Méditations de Jacqueline Kelen

L’ouvrage qui m’a accompagné ces jours n’a rien d’un roman. Quoiqu’il puise largement aux écrits apocryphes du Nouveau Testament mis en relief par un groupe statuaire médiéval particulier. Un livre qui se veut aussi bien méditatif qu’historique dont la lecture est recommandée en ce tems de Pâques et de la Passion du Seigneur.

Son auteure est l’écrivaine Jacqueline Kelen, bien connue des auditeurs de « France Culture », spécialiste « des figures de la mystique et des richesses de la vie intérieure » (page 4 de couverture). A vrai dire, c’est le sujet précis de ce livre qui a attiré mon attention : « Mise au tombeau », paru aux éditions Salvator, cette année 2021 et qui compte 138 pages.

Au centre de l’ouvrage et sur chacune de ses pages l’évocation de la scène de la Mise au tombeau, une œuvre bien connue des historiens de l’art, mais aussi des dévots qui fréquentent nos anciennes cathédrales. Depuis mes jeunes années, je reste impressionné par ce groupe de sept personnes figées dans la pierre, sculptées à taille humaine, et qui procèdent en silence à l’ensevelissement du corps inanimé du Christ. On admire ce chef d’œuvre dans une chapelle reculée et obscure de la cathédrale St-Nicolas de Fribourg, devenue il y a peu lumineuse sous les feux d’un vitrail d’Alfred Manessier.

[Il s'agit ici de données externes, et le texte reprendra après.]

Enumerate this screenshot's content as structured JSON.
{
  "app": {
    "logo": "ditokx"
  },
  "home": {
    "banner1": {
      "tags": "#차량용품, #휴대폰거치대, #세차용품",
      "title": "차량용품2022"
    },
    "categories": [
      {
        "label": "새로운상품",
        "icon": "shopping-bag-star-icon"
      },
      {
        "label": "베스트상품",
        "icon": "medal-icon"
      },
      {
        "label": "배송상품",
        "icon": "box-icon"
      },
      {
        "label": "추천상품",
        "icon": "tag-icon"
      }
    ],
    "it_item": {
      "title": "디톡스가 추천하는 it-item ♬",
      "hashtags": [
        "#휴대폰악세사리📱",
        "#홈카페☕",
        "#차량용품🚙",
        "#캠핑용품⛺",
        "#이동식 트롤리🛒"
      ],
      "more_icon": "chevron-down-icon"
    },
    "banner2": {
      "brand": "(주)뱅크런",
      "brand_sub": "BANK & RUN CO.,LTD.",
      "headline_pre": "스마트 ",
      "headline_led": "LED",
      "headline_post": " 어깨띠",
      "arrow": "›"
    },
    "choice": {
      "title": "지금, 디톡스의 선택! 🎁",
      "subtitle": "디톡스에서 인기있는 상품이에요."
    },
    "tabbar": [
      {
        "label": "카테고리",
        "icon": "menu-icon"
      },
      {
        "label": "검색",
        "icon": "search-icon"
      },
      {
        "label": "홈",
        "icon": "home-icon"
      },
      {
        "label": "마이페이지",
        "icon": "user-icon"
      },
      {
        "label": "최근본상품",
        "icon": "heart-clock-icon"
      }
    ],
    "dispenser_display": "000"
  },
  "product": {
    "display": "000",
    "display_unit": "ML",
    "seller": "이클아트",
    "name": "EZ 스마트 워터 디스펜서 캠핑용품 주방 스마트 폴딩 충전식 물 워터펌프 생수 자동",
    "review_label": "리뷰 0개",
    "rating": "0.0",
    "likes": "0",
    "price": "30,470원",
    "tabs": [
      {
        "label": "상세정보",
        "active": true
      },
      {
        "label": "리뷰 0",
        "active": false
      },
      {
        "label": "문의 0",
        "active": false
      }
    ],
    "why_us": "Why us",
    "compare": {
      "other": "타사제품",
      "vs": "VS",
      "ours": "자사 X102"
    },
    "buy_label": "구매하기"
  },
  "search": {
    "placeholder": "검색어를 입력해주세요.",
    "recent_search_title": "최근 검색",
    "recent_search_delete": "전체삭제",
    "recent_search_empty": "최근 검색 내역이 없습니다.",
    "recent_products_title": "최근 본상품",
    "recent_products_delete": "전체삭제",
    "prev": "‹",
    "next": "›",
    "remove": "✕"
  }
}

Dans une passionnante introduction, Jacqueline Kelen fait l’histoire de cette représentation née en Flandres au cours du 15ème siècle et qui se répandit dans une partie de l’Europe occidentale. On a pu dater celle de Fribourg, sortie des ateliers d’un certain sculpteur Mossu en 1470, influencée sans doute par l’art bourguignon. La Mise au tombeau de Fribourg est une des rares survivantes de toutes celles qui furent mutilées ou détruites au cours des aléas de l’histoire.

Les personnages appartiennent à un stéréotype immuable. Sept vivants, quatre femmes et trois hommes, sont debout, penchés sur le corps de Jésus fraîchement descendu de la croix.

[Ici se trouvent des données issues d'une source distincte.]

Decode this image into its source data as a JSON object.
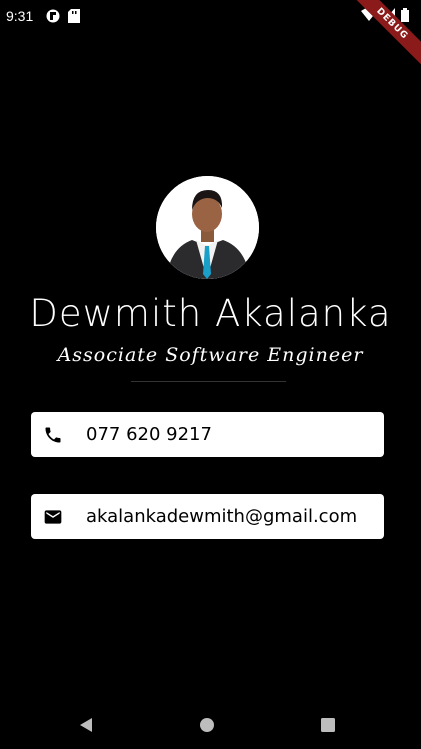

Aux extrémités, déployant le linceul qui va le recouvrir, Joseph d’Arimathie et Nicodème.

Au centre, Marie, la mère, discrètement soutenue per « le disciple que Jésus aimait ».

A leur côté, Marie de Magdala, sans voile ni vêtements de deuil et deux autres femmes plus âgées, Salomé épouse de Zébédée, mère des apôtres Jacques et Jean et Marie Cléophas dont l’identité reste difficile à préciser.

Les quatre évangiles, dans un ordre dispersé, font référence à ces personnages qui tiennent un rôle dans les récits de la passion et de la résurrection. La piété populaire forte de l’apport des apocryphes les a regroupés dans une même scène figée dans la pierre et reproduite à de multiples exemplaires au cours d’un moyen âge finissant. Leur choix n’est pas arbitraire ni anodin. Chacun d’eux exprime à sa manière ses sentiments face à la mort d’un être aimé. Sans doute pas suffisamment aimé et mal compris. La tentation est grande de pleurer un passé irréversible. Mais la dignité des personnages qui ne s’effondrent pas dans le malheur laisse entrevoir un rais de lumière qui laisse espérer une possible résurrection.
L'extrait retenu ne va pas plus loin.